Another Health Affairs article published this month, Policy Considerations to Ensure Telemedicine Equity, also looked at various factors that must be taken into account to allow telehealth to increase equitable access to care. The author clarifies that equity is a matter beyond telehealth and is related to patient-level barriers that include family, community, and general health care delivery level factors, such as issues related to the digital divide. In addition, the article cautions against policies focusing on increased utilization concerns, stating that increased use may mean that patients are finally attaining the care they need, in addition to the fact that increased access may reduce overall health care costs. Therefore, policies seeking to reduce reimbursement or limit audio-only modalities to address utilization and cost concerns may instead primarily reduce clinicians’ willingness to offer telehealth and modalities that mitigate access barriers for historically excluded groups. The article also highlights how varying payer policies, such as those that allow reimbursement for telehealth visits with new patients versus those that do not, creates inequities, and that differing medical licensing and/or prescribing regulations by state can create inequitable access issues on top of differing coverage policies. These policy considerations are key to ensuring telemedicine mitigates inequities rather than exacerbates them.

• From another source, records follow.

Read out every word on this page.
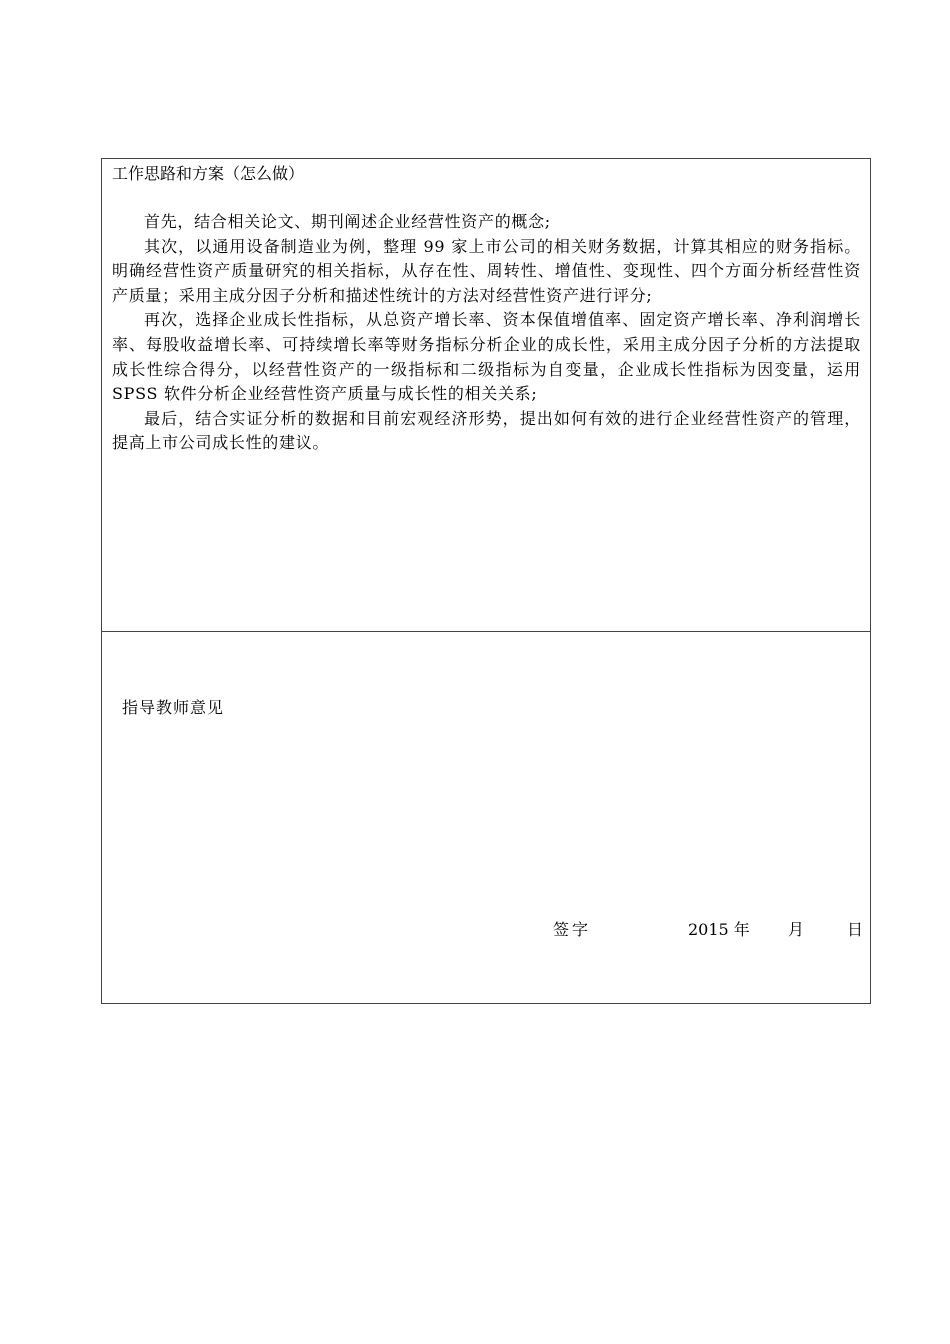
工作思路和方案（怎么做）

首先，结合相关论文、期刊阐述企业经营性资产的概念;

其次，以通用设备制造业为例，整理 99 家上市公司的相关财务数据，计算其相应的财务指标。明确经营性资产质量研究的相关指标，从存在性、周转性、增值性、变现性、四个方面分析经营性资产质量；采用主成分因子分析和描述性统计的方法对经营性资产进行评分;

再次，选择企业成长性指标，从总资产增长率、资本保值增值率、固定资产增长率、净利润增长率、每股收益增长率、可持续增长率等财务指标分析企业的成长性，采用主成分因子分析的方法提取成长性综合得分，以经营性资产的一级指标和二级指标为自变量，企业成长性指标为因变量，运用 SPSS 软件分析企业经营性资产质量与成长性的相关关系;

最后，结合实证分析的数据和目前宏观经济形势，提出如何有效的进行企业经营性资产的管理，提高上市公司成长性的建议。

指导教师意见
签字	2015 年 月	日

While the pandemic generally has highlighted and exacerbated existing inequities, it has also provided the information necessary to show telehealth’s ability to address disparities and increase equitable access to care. It is important that policymakers take such findings and opportunities from studies on telehealth equity into account when looking to potentially make pandemic policies permanent in order to properly preserve telehealth’s positive impacts. It is also important that the framework used in the study be placed in context to help explain why some research speaks to telehealth disparities, or health care disparities, versus how telehealth is decreasing health care disparities. As shown in the aforementioned studies and articles, the difference in framing showcases that telehealth in and of itself does not create or exacerbate disparities, rather it is a tool that can be utilized to decrease disparities in access to care. The tool has to be allowed to be effective, however, and that is where the role of public policy comes in. Policies must support broadband and telehealth infrastructure and promote the use of technology to deliver care equal to the delivery of in-person care. For instance, Medicaid policies that limit when telehealth can be used and/or certain allowable modalities can create inequities in comparison to more expansive commercial policies that guarantee better telehealth access to non-Medicaid patients. Therefore, policymakers must recognize that regulatory restrictions around telehealth cannot prevent already existing general access disparities, rather it is often the regulatory restrictions around telehealth that lead to exacerbating disparities. It becomes vital that research be put into context so that subsequent policies are implemented that allow telehealth to reach its full potential to reduce disparities.